The Center for Satellite and Hybrid Communication Networks, founded in November 1991, is bringing the university to the forefront of wireless technology research by developing sensors useful in space exploration and military defense in its labs in and around the A.V. Williams Building.
The sensors, the size of two AA batteries, are portable and can be tossed into strategic places of a battlefield, measuring factors such as enemy tank movement, weather and terrain, said Dion Blazakis, a graduate student and CSHCN researcher.

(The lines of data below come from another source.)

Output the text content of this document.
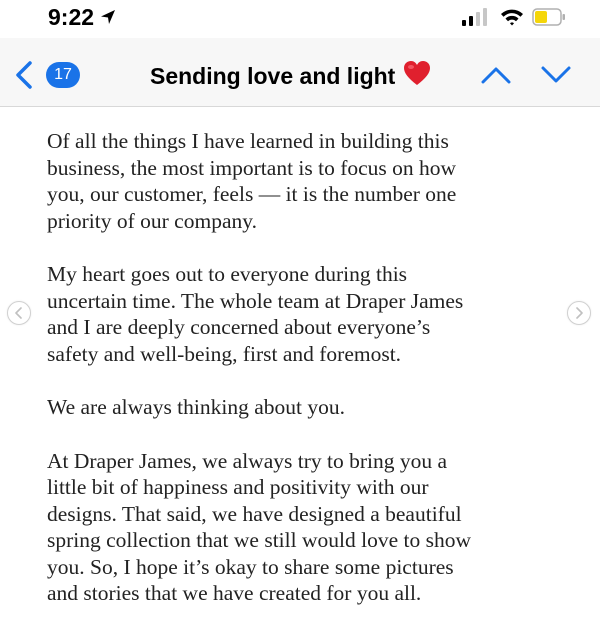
9:22
17	Sending love and light

Of all the things I have learned in building this
business, the most important is to focus on how
you, our customer, feels — it is the number one
priority of our company.

My heart goes out to everyone during this
uncertain time. The whole team at Draper James
and I are deeply concerned about everyone’s
safety and well-being, first and foremost.

We are always thinking about you.

At Draper James, we always try to bring you a
little bit of happiness and positivity with our
designs. That said, we have designed a beautiful
spring collection that we still would love to show
you. So, I hope it’s okay to share some pictures
and stories that we have created for you all.
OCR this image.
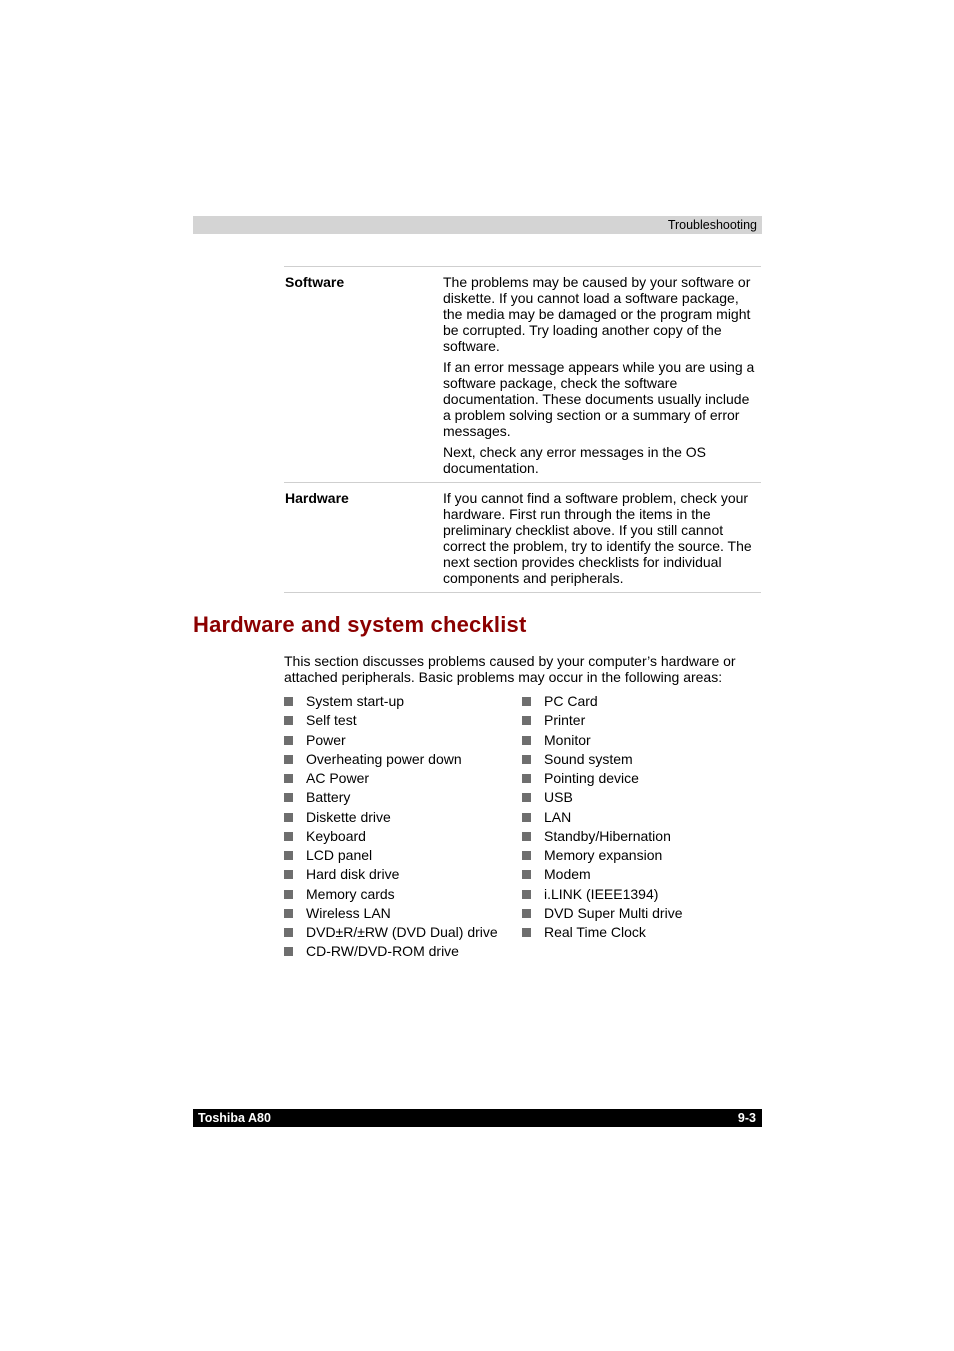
Troubleshooting
Software	The problems may be caused by your software or diskette. If you cannot load a software package, the media may be damaged or the program might be corrupted. Try loading another copy of the software.

If an error message appears while you are using a software package, check the software documentation. These documents usually include a problem solving section or a summary of error messages.

Next, check any error messages in the OS documentation.

Hardware	If you cannot find a software problem, check your hardware. First run through the items in the preliminary checklist above. If you still cannot correct the problem, try to identify the source. The next section provides checklists for individual components and peripherals.

Hardware and system checklist

This section discusses problems caused by your computer’s hardware or attached peripherals. Basic problems may occur in the following areas:

System start-up
Self test
Power
Overheating power down
AC Power
Battery
Diskette drive
Keyboard
LCD panel
Hard disk drive
Memory cards
Wireless LAN
DVD±R/±RW (DVD Dual) drive
CD-RW/DVD-ROM drive
PC Card
Printer
Monitor
Sound system
Pointing device
USB
LAN
Standby/Hibernation
Memory expansion
Modem
i.LINK (IEEE1394)
DVD Super Multi drive
Real Time Clock
Toshiba A80	9-3
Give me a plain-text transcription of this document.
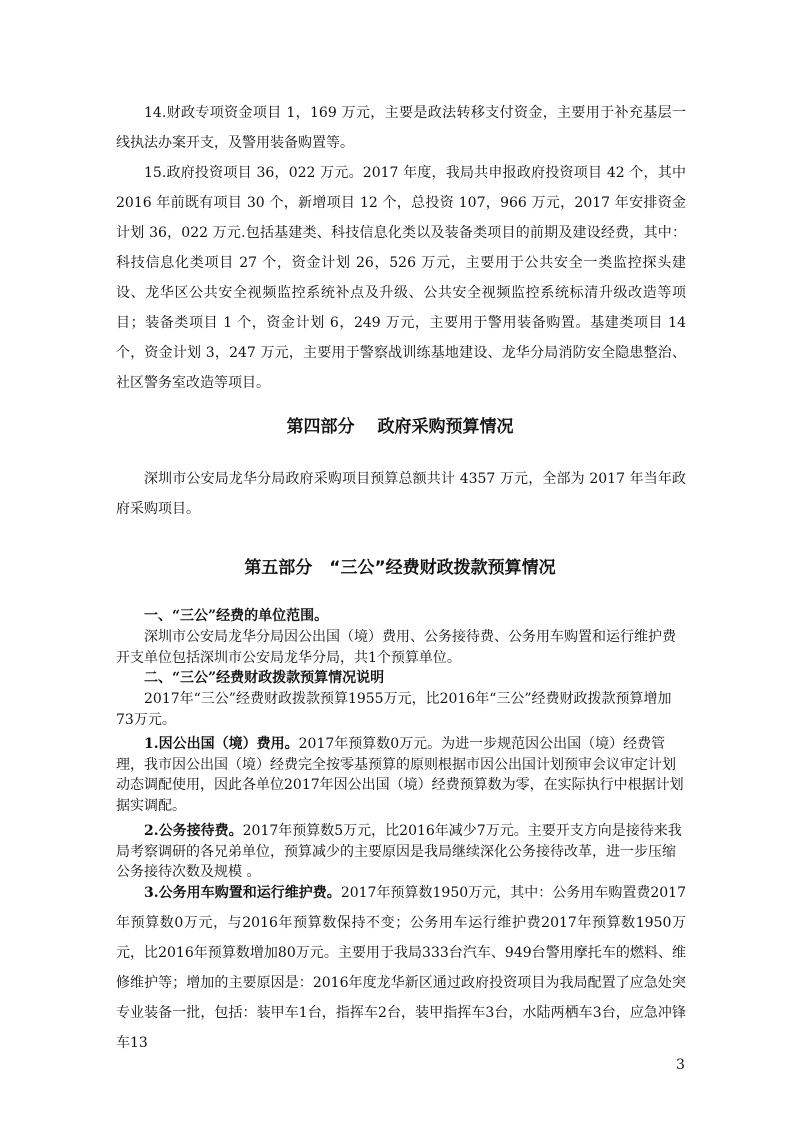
14.财政专项资金项目 1，169 万元，主要是政法转移支付资金，主要用于补充基层一线执法办案开支，及警用装备购置等。

15.政府投资项目 36，022 万元。2017 年度，我局共申报政府投资项目 42 个，其中 2016 年前既有项目 30 个，新增项目 12 个，总投资 107，966 万元，2017 年安排资金计划 36，022 万元.包括基建类、科技信息化类以及装备类项目的前期及建设经费，其中：科技信息化类项目 27 个，资金计划 26，526 万元，主要用于公共安全一类监控探头建设、龙华区公共安全视频监控系统补点及升级、公共安全视频监控系统标清升级改造等项目；装备类项目 1 个，资金计划 6，249 万元，主要用于警用装备购置。基建类项目 14 个，资金计划 3，247 万元，主要用于警察战训练基地建设、龙华分局消防安全隐患整治、社区警务室改造等项目。

第四部分　 政府采购预算情况

深圳市公安局龙华分局政府采购项目预算总额共计 4357 万元，全部为 2017 年当年政府采购项目。

第五部分　“三公”经费财政拨款预算情况

一、“三公”经费的单位范围。

深圳市公安局龙华分局因公出国（境）费用、公务接待费、公务用车购置和运行维护费开支单位包括深圳市公安局龙华分局，共1个预算单位。

二、“三公”经费财政拨款预算情况说明

2017年“三公”经费财政拨款预算1955万元，比2016年“三公”经费财政拨款预算增加73万元。

1.因公出国（境）费用。2017年预算数0万元。为进一步规范因公出国（境）经费管理，我市因公出国（境）经费完全按零基预算的原则根据市因公出国计划预审会议审定计划动态调配使用，因此各单位2017年因公出国（境）经费预算数为零，在实际执行中根据计划据实调配。

2.公务接待费。2017年预算数5万元，比2016年减少7万元。主要开支方向是接待来我局考察调研的各兄弟单位，预算减少的主要原因是我局继续深化公务接待改革，进一步压缩公务接待次数及规模 。

3.公务用车购置和运行维护费。2017年预算数1950万元，其中：公务用车购置费2017年预算数0万元，与2016年预算数保持不变；公务用车运行维护费2017年预算数1950万元，比2016年预算数增加80万元。主要用于我局333台汽车、949台警用摩托车的燃料、维修维护等；增加的主要原因是：2016年度龙华新区通过政府投资项目为我局配置了应急处突专业装备一批，包括：装甲车1台，指挥车2台，装甲指挥车3台，水陆两栖车3台，应急冲锋车13

3
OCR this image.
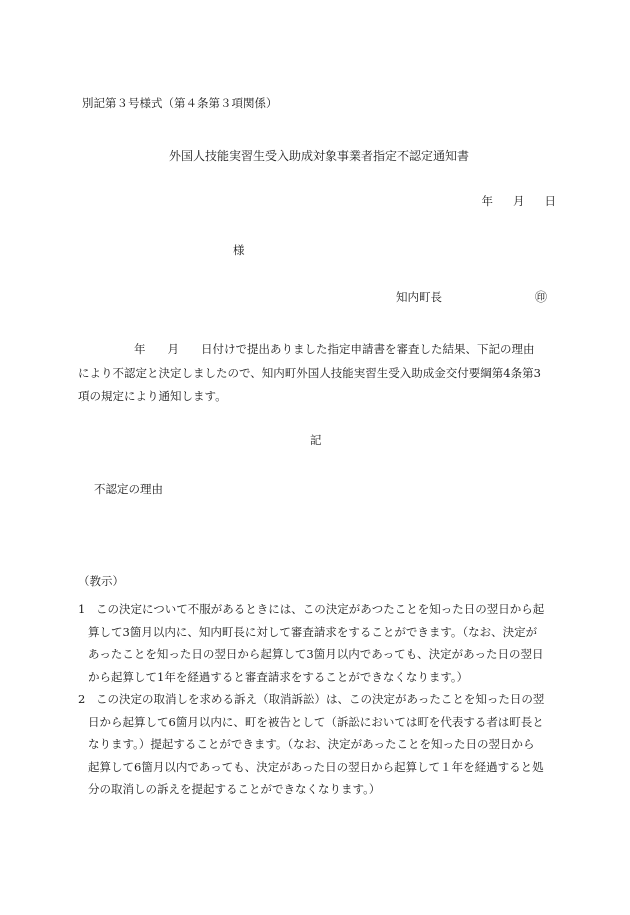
別記第３号様式（第４条第３項関係）
外国人技能実習生受入助成対象事業者指定不認定通知書
年 月 日
様
知内町長	㊞
年 月 日付けで提出ありました指定申請書を審査した結果、下記の理由
により不認定と決定しましたので、知内町外国人技能実習生受入助成金交付要綱第4条第3
項の規定により通知します。
記
不認定の理由
（教示）
1 この決定について不服があるときには、この決定があつたことを知った日の翌日から起
算して3箇月以内に、知内町長に対して審査請求をすることができます。（なお、決定が
あったことを知った日の翌日から起算して3箇月以内であっても、決定があった日の翌日
から起算して1年を経過すると審査請求をすることができなくなります。）
2 この決定の取消しを求める訴え（取消訴訟）は、この決定があったことを知った日の翌
日から起算して6箇月以内に、町を被告として（訴訟においては町を代表する者は町長と
なります。）提起することができます。（なお、決定があったことを知った日の翌日から
起算して6箇月以内であっても、決定があった日の翌日から起算して１年を経過すると処
分の取消しの訴えを提起することができなくなります。）
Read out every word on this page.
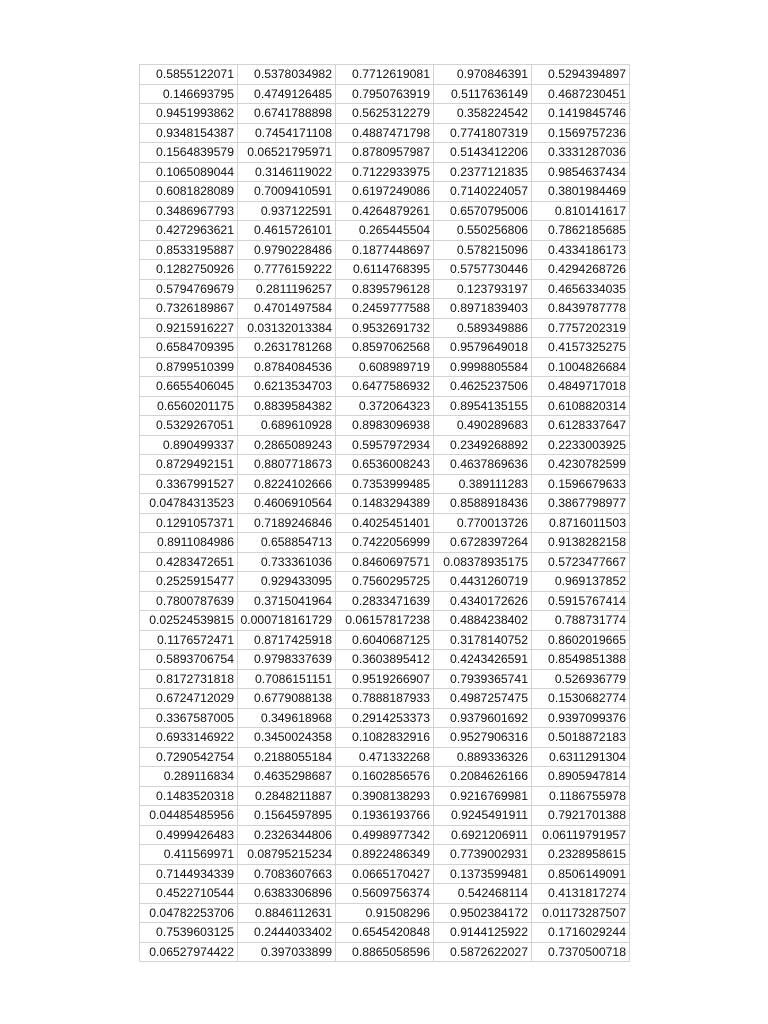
0.5855122071	0.5378034982	0.7712619081	0.970846391	0.5294394897
0.146693795	0.4749126485	0.7950763919	0.5117636149	0.4687230451
0.9451993862	0.6741788898	0.5625312279	0.358224542	0.1419845746
0.9348154387	0.7454171108	0.4887471798	0.7741807319	0.1569757236
0.1564839579	0.06521795971	0.8780957987	0.5143412206	0.3331287036
0.1065089044	0.3146119022	0.7122933975	0.2377121835	0.9854637434
0.6081828089	0.7009410591	0.6197249086	0.7140224057	0.3801984469
0.3486967793	0.937122591	0.4264879261	0.6570795006	0.810141617
0.4272963621	0.4615726101	0.265445504	0.550256806	0.7862185685
0.8533195887	0.9790228486	0.1877448697	0.578215096	0.4334186173
0.1282750926	0.7776159222	0.6114768395	0.5757730446	0.4294268726
0.5794769679	0.2811196257	0.8395796128	0.123793197	0.4656334035
0.7326189867	0.4701497584	0.2459777588	0.8971839403	0.8439787778
0.9215916227	0.03132013384	0.9532691732	0.589349886	0.7757202319
0.6584709395	0.2631781268	0.8597062568	0.9579649018	0.4157325275
0.8799510399	0.8784084536	0.608989719	0.9998805584	0.1004826684
0.6655406045	0.6213534703	0.6477586932	0.4625237506	0.4849717018
0.6560201175	0.8839584382	0.372064323	0.8954135155	0.6108820314
0.5329267051	0.689610928	0.8983096938	0.490289683	0.6128337647
0.890499337	0.2865089243	0.5957972934	0.2349268892	0.2233003925
0.8729492151	0.8807718673	0.6536008243	0.4637869636	0.4230782599
0.3367991527	0.8224102666	0.7353999485	0.389111283	0.1596679633
0.04784313523	0.4606910564	0.1483294389	0.8588918436	0.3867798977
0.1291057371	0.7189246846	0.4025451401	0.770013726	0.8716011503
0.8911084986	0.658854713	0.7422056999	0.6728397264	0.9138282158
0.4283472651	0.733361036	0.8460697571	0.08378935175	0.5723477667
0.2525915477	0.929433095	0.7560295725	0.4431260719	0.969137852
0.7800787639	0.3715041964	0.2833471639	0.4340172626	0.5915767414
0.02524539815	0.000718161729	0.06157817238	0.4884238402	0.788731774
0.1176572471	0.8717425918	0.6040687125	0.3178140752	0.8602019665
0.5893706754	0.9798337639	0.3603895412	0.4243426591	0.8549851388
0.8172731818	0.7086151151	0.9519266907	0.7939365741	0.526936779
0.6724712029	0.6779088138	0.7888187933	0.4987257475	0.1530682774
0.3367587005	0.349618968	0.2914253373	0.9379601692	0.9397099376
0.6933146922	0.3450024358	0.1082832916	0.9527906316	0.5018872183
0.7290542754	0.2188055184	0.471332268	0.889336326	0.6311291304
0.289116834	0.4635298687	0.1602856576	0.2084626166	0.8905947814
0.1483520318	0.2848211887	0.3908138293	0.9216769981	0.1186755978
0.04485485956	0.1564597895	0.1936193766	0.9245491911	0.7921701388
0.4999426483	0.2326344806	0.4998977342	0.6921206911	0.06119791957
0.411569971	0.08795215234	0.8922486349	0.7739002931	0.2328958615
0.7144934339	0.7083607663	0.0665170427	0.1373599481	0.8506149091
0.4522710544	0.6383306896	0.5609756374	0.542468114	0.4131817274
0.04782253706	0.8846112631	0.91508296	0.9502384172	0.01173287507
0.7539603125	0.2444033402	0.6545420848	0.9144125922	0.1716029244
0.06527974422	0.397033899	0.8865058596	0.5872622027	0.7370500718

The center is one of 17 commercial research centers sponsored by NASA. Its team of graduates and undergraduates uses an annual $8.6 million to research wireless satellite networking for NASA and defense divisions such as Defense Advanced Research Projects Agency and the U.S. Army Research Laboratory. The center also develops technologies for various private companies.
“We’ve made an impact because we work very closely with industry,” said John Baras, the center’s director and an electrical engineering professor. “We have a very unique collaboration.”
The sensors will benefit the military, Blazakis said.
“A soldier will have a PC and get sensory data on demand,” Blazakis said. The center is also developing a smaller, quarter-sized version of the sensor.
The sensors also have applications in outer space, Baras said. Rovers on Mars or the moon can use the sensors to survey conditions and send information back to NASA over satellite networks. This combination of robots and satellites could involve humans as well, monitoring health conditions during a potential mission to Mars, Baras said. Sensors are becoming more important and can be found in cars and aircraft, Baras said.
“Sensors are becoming very hot,” he said. “Universities have huge [sensor] programs now and it’s a quite popular field.”
The center is also developing secure wireless communications. Instead of connecting to a standard hub device in a room, CSHCN’s networks use a set number of cooperating computers. If a computer user in the middle of the chain is not cooperating, the other users will know, said Karl Seamon, a CSHCN research assistant who graduated with a computer science degree last spring. The need for heightened wireless security is necessary because today’s hubs leave unencrypted information vulnerable to hackers, Blazakis said.
“In wireless, you can see everything,” he said.
CSHCN is using mathematics found in biology and physics as models to develop its network technology. The way insects interact and how particles work together can be applied to wireless network building, Baras said.
“There is mathematics behind it,” he said. “There are algorithms we can use in technology.”
CSHCN’s wireless and satellite hybrid systems caught the eye of officials at DirecPC, a computer-based technology that is the offshoot of the widespread DirecTV. DirecPC uses satellites to provide Internet connections based on technology developed at the university.
The center came to the university after it won a competition held by NASA in 1991, Baras said. Universities had to submit a research proposal to acquire a center; this university and Florida Atlantic University were selected to host the center. Since then, CSHCN has provided a valuable experience to its roughly 70 graduate and 15 undergraduate researchers each year, with 15 to 25 of the center’s students getting industry jobs each year, Baras said.
“It’s a better education when it’s not just in the classroom,” Baras said.